Law of comparative advantages is one such example: trade between agents is mutually profitable even when one part is more productive than the other in every commodity that is being exchanged. The reason is that specialisation enables the more productive agent to produce more of the commodity most profitable to it, while leaving the less productive agent to produce a different commodity. In the current context this suggests that AI and humans can profit from specialisation, even when their capabilities are vastly different. If the AI emerges gradually within the human framework rather than nearly instantaneously as in the hard takeoff scenario, then it is going to become enmeshed within the human economy and the benefits of specialisation and labour division will promote a symbiotic relationship. AIs that have "grown up" within a human culture are more likely to encompass its ethics and values, and have tight economical connections with it. Defection is profitable only as long as there are no interactions that can make it unprofitable, and such interactions can be provided by legal systems (allowing sanctions of different kinds), the presence of many other entities of the roughly same level of power or groups that can exert commensurable power.

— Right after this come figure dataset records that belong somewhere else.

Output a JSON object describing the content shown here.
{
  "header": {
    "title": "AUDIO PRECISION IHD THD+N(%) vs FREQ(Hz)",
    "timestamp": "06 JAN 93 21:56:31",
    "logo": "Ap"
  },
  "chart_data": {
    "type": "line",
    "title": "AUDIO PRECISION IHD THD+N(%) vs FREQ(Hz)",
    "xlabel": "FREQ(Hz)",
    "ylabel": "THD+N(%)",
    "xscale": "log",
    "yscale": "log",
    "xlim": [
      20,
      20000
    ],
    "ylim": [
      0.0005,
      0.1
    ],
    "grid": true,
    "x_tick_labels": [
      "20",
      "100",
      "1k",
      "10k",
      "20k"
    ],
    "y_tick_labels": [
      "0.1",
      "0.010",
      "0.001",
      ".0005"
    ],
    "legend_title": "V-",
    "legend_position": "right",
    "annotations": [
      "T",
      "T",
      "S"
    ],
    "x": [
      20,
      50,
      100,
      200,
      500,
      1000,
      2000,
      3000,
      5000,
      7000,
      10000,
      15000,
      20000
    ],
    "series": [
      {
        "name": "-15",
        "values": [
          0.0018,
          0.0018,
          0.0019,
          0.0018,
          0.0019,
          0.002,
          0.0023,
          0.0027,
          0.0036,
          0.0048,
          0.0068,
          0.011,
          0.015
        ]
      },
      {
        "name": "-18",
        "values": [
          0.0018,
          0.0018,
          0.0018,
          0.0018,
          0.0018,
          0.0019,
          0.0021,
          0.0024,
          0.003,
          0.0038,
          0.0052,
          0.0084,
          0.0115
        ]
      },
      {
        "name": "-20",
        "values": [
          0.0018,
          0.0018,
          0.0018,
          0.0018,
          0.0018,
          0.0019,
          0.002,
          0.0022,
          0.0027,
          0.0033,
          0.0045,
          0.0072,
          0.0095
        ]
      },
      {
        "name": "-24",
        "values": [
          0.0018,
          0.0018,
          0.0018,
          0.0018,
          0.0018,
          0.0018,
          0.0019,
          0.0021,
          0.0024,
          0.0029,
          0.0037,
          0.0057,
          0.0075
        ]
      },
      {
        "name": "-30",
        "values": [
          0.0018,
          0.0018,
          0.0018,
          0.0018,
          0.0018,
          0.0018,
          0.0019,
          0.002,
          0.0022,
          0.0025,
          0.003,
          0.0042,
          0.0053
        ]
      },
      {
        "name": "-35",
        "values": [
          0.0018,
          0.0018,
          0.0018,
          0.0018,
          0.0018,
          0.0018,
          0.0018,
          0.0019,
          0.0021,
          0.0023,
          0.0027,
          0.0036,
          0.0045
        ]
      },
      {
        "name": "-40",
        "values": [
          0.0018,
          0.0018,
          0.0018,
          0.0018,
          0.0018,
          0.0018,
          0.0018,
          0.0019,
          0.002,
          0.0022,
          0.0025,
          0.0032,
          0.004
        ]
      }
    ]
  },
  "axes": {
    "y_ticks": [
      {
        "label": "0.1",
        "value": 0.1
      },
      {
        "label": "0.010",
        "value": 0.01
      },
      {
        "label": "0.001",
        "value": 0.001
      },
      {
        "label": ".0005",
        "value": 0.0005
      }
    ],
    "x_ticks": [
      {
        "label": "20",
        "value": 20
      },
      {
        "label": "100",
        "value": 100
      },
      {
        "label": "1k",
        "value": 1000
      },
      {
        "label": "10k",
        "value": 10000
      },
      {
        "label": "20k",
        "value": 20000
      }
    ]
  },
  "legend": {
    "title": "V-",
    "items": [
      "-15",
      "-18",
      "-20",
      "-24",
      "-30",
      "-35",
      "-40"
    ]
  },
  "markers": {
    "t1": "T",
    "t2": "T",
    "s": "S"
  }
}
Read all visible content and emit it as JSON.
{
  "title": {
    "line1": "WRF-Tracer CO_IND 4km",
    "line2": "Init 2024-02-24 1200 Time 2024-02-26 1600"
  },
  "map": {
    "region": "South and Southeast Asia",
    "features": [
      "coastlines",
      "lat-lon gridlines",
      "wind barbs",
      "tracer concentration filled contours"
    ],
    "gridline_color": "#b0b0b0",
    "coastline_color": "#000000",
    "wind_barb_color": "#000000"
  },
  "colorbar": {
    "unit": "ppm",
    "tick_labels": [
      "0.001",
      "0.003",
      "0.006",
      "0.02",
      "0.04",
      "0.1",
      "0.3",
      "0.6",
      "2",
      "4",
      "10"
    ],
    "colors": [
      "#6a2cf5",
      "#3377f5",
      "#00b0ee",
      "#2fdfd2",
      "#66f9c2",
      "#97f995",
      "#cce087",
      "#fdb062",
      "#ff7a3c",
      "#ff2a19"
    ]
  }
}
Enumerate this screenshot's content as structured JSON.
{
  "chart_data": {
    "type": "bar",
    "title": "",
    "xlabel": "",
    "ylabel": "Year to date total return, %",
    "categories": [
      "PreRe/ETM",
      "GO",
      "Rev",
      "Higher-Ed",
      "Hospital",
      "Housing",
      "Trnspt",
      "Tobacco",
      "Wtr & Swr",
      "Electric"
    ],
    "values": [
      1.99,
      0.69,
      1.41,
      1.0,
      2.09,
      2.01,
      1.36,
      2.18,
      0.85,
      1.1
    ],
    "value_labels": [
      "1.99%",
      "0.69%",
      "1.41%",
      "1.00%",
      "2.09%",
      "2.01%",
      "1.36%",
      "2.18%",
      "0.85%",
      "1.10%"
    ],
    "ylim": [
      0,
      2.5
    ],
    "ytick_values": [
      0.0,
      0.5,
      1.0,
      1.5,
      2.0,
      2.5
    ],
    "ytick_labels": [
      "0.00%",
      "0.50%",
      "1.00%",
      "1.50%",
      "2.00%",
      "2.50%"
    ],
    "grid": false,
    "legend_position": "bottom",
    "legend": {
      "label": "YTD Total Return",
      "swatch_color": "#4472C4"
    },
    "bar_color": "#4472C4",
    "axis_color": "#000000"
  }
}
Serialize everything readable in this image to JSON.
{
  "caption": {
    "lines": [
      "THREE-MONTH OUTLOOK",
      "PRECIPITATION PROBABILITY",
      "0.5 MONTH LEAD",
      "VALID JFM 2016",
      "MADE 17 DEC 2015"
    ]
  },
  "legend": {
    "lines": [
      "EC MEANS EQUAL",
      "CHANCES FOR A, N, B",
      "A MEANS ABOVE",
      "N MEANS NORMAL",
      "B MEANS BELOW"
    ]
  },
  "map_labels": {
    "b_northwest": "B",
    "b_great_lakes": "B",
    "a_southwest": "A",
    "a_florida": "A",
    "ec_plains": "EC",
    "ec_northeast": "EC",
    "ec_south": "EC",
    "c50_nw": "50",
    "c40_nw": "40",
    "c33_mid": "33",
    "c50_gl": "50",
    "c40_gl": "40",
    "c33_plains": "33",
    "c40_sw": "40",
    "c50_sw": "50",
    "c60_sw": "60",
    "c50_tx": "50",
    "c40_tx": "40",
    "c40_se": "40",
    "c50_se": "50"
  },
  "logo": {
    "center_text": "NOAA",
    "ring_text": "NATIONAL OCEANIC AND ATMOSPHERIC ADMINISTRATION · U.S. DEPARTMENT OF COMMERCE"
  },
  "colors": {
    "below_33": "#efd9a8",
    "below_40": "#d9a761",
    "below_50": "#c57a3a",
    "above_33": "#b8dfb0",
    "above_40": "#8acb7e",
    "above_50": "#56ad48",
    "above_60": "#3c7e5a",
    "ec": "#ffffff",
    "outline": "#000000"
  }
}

A Combination Approach for Friendly AI

Given the uncertainties on AI nature, how it will be developed and the admitted limits of any proposed constrainment scheme, a combination approach is more robust than any single scheme. The idea is to employ a layered strategy, where openings in one layer of constrainment can be deal with by at least another layer. This allows the construction of a reliable and general system out of unreliable and limited schemes.

Level 0: General guidelines for AI development, promoting concern for friendly and safe AI of significant power as well as good engineering practice. A continuous and vigorous scientific debate is needed to keep this up to date.

Level 1: Internal constraints. Different architectures will have different forms and amounts of constraints, but it is likely most designs will include at least some friendliness-promoting subsystems for simple economical reasons.

Level 2: Good rearing practices, seeking to instil human-compatible values, identify risks and integrate the AI within the human sphere.

Level 3: Setting up a legal and economical framework where friendly AIs prosper and unfriendly are inhibited.

This will not be a guarantee of friendliness, any more than current systems of instincts, emotions, upbringing, education and law guarantee human friendliness. But just like them it will be a strong force to promote friendly behaviour among our mind children.